In Cape Town, the slopes of the Table Mountain National Park are also home to many memorable trails. While tourists tend to stick to the well-worn stones of Platteklip Gorge, the more beautiful tracks up to the ‘Back Table’ of Table Mountain lie on the eastern slopes above Kirstenbosch Gardens. Here the well-marked path up Skeleton Gorge delivers cascading waterfalls and lush indigenous forests en route to the top. At the summit, take a detour north to the stone aqueducts where, in summer, you’ll find streams brimming with iridescent red disas.
Further south in the national park, Silvermine remains a favourite with locals for its tracks north and south of Ou Kaapse Weg. While Silvermine North offers access to the reservoir and popular picnic areas, it’s Silvermine South that brings the best views, with a number of achievable peaks delivering wonderful views out over the False Bay coastline.
Further afield, there are fine sea views to be had on the Robberg peninsula outside Plettenberg Bay too. This CapeNature reserve offers three circular routes ranging in length and difficulty. The 30-minute Gap Circuit is best for families with young kids but it’s the 9.2km Point Circuit – with sheer cliffs and superb birdwatching – that delivers the most impressive views. The remote and rustic Fountain Shack offers overnight accommodation if you want to stay longer.

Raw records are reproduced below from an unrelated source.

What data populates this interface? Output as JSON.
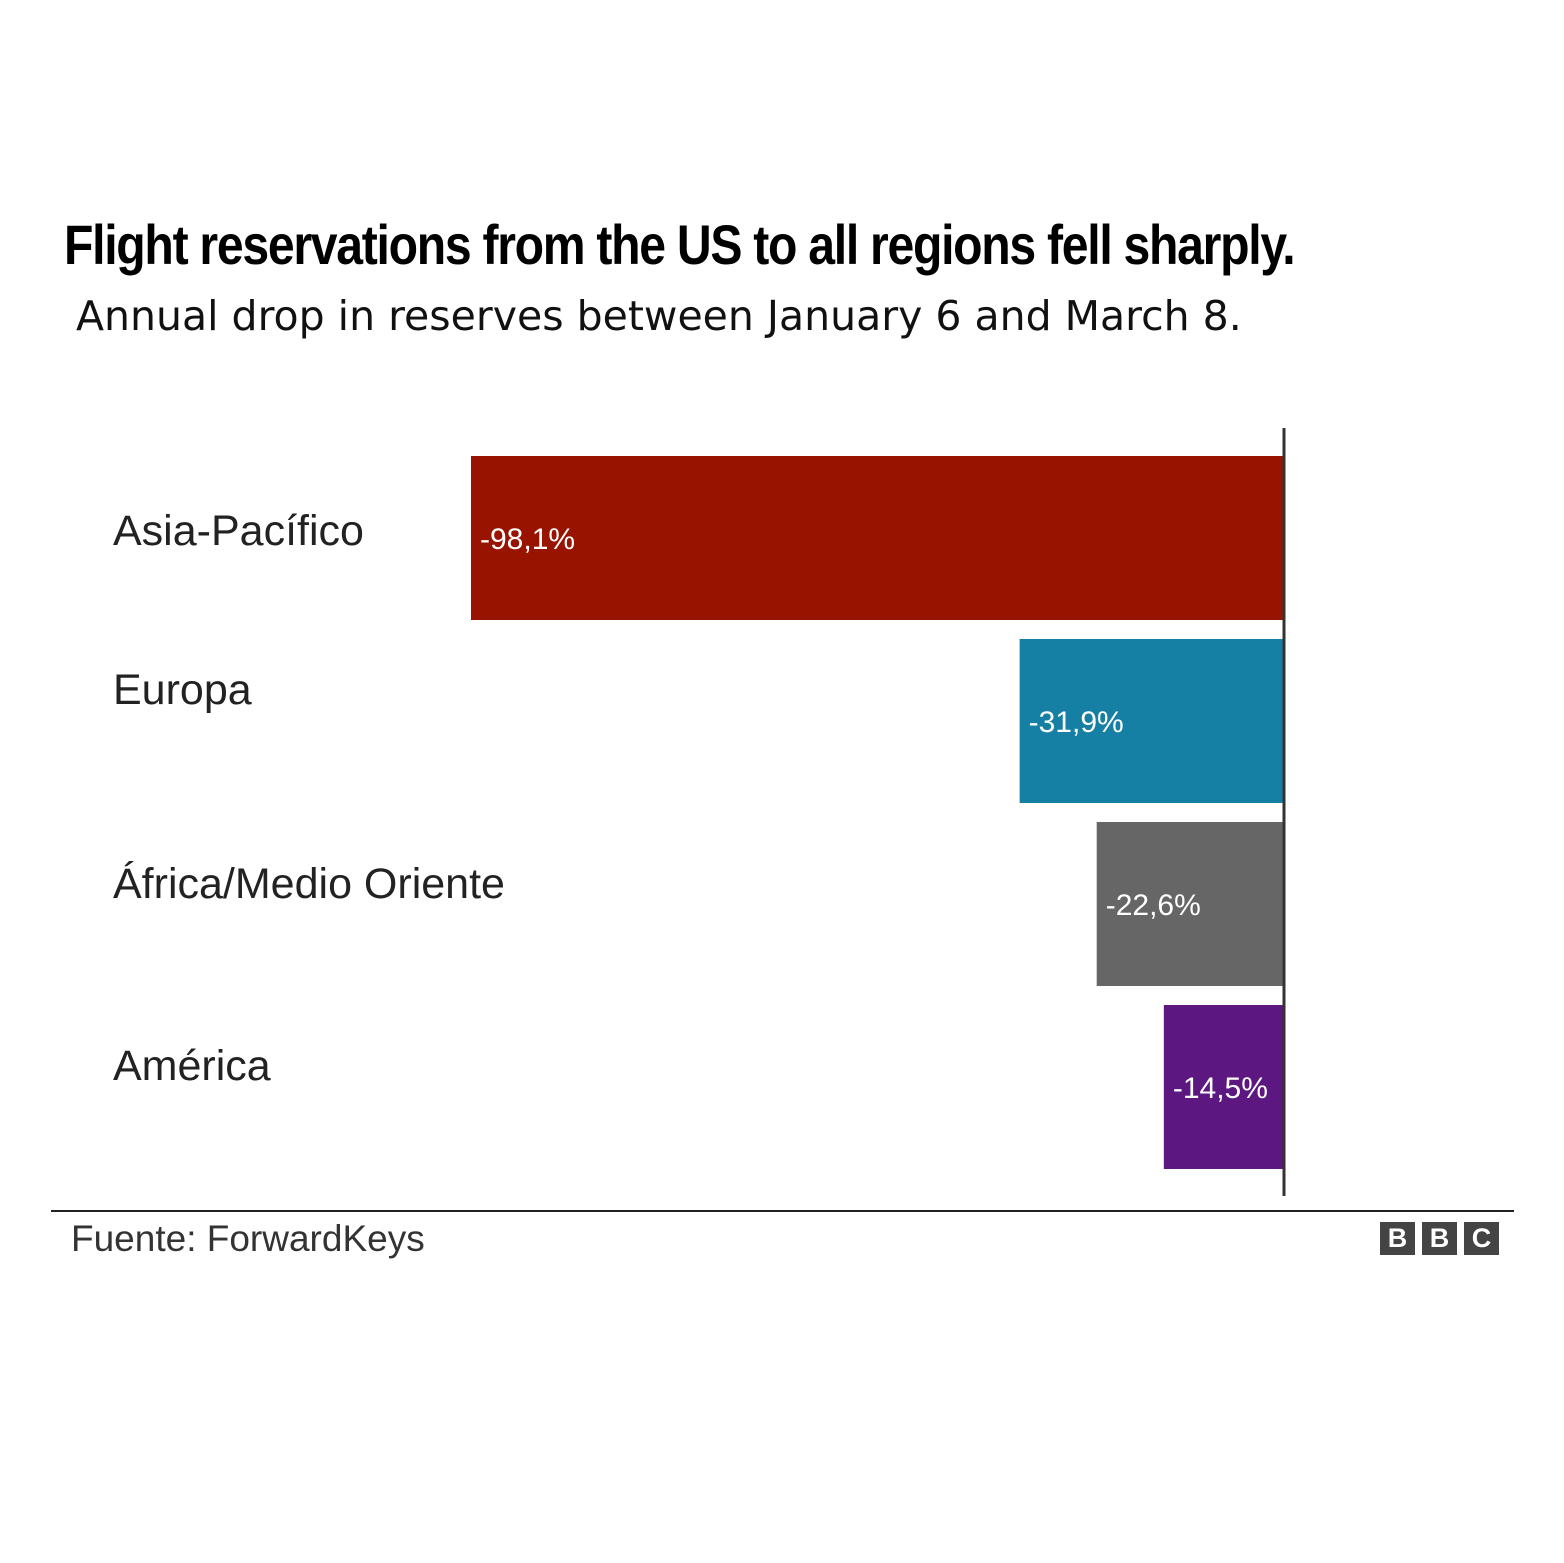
{
  "title": "Flight reservations from the US to all regions fell sharply.",
  "subtitle": "Annual drop in reserves between January 6 and March 8.",
  "source": "Fuente: ForwardKeys",
  "logo": [
    "B",
    "B",
    "C"
  ],
  "chart_data": {
    "type": "bar",
    "orientation": "horizontal",
    "categories": [
      "Asia-Pacífico",
      "Europa",
      "África/Medio Oriente",
      "América"
    ],
    "values": [
      -98.1,
      -31.9,
      -22.6,
      -14.5
    ],
    "value_labels": [
      "-98,1%",
      "-31,9%",
      "-22,6%",
      "-14,5%"
    ],
    "colors": [
      "#981400",
      "#1580A4",
      "#666666",
      "#5C1781"
    ],
    "xlim": [
      -98.1,
      0
    ],
    "grid": false,
    "legend": "none"
  }
}
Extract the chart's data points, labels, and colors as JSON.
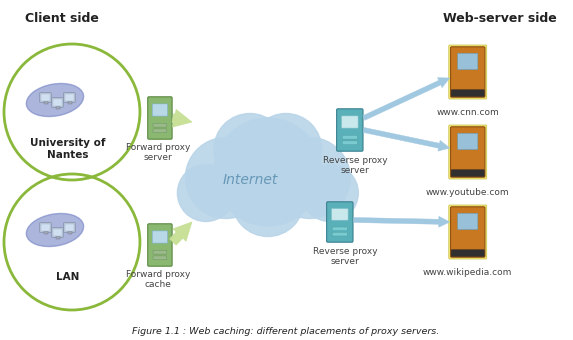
{
  "title": "Figure 1.1 : Web caching: different placements of proxy servers.",
  "background_color": "#ffffff",
  "client_side_label": "Client side",
  "webserver_side_label": "Web-server side",
  "internet_label": "Internet",
  "univ_label": "University of\nNantes",
  "lan_label": "LAN",
  "forward_proxy_server_label": "Forward proxy\nserver",
  "forward_proxy_cache_label": "Forward proxy\ncache",
  "reverse_proxy_server_label1": "Reverse proxy\nserver",
  "reverse_proxy_server_label2": "Reverse proxy\nserver",
  "web_labels": [
    "www.cnn.com",
    "www.youtube.com",
    "www.wikipedia.com"
  ],
  "circle_color": "#8ab83a",
  "cloud_color": "#b8d4e8",
  "arrow_color_green": "#c8e098",
  "arrow_color_blue": "#a0c8e0",
  "text_color_dark": "#222222",
  "text_color_gray": "#444444",
  "server_green_main": "#8ab870",
  "server_green_edge": "#5a8840",
  "server_teal_main": "#5ab0b8",
  "server_teal_edge": "#3a8090",
  "server_orange_main": "#c87820",
  "server_orange_edge": "#905010"
}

Of course, spring means flower season in the Cape and, if you can get a booking, the one-day Steenbok Trail in the West Coast National Park is idyllic, tracing a flower-laden circular route from Tsaarsbank to Konstabelkop.
If these day walks whet your appetite for life on the trail, you’ll be pleased to discover that southern Africa offers a wealth of other hiking opportunities. For a wild experience, both the Kruger National Park and KwaZulu-Natal’s Hluhluwe-iMfolozi Park offer thrilling wilderness trails where you’ll spend your days tracking the Big Five and your nights sleeping out beneath the stars or in remote camps.
Across the border in Namibia, the FishRiver Canyon challenges hikers to an 85km odyssey from the trailhead to Ai-Ais campsite, where cold beers and hot springs await weary walkers.
Prefer a little luxe?
Opt for a little pampering on the trail with one of the luxurious, lodge-based slack-packing walks South Africa has to offer. In the Tsitsikamma Forest, the breathtaking Dolphin Trail offers a coastal route broken up by overnight escapes in upscale lodges.
You can expect the same on the Green Mountain Trail in the Elgin valley. Established in 2007, this trail traverses conservation-minded private farms on four days of meandering across wild mountains, fynbos hills and fruit orchards. You’ll spend each night in the comfort of a country lodge before a hearty farm breakfast sends you on your way.
And that, after all, is what passionate hikers are always looking for: the trail that leads away from the front door. Whether into the hills or along beaches, this spring make sure your boots take you somewhere beautiful.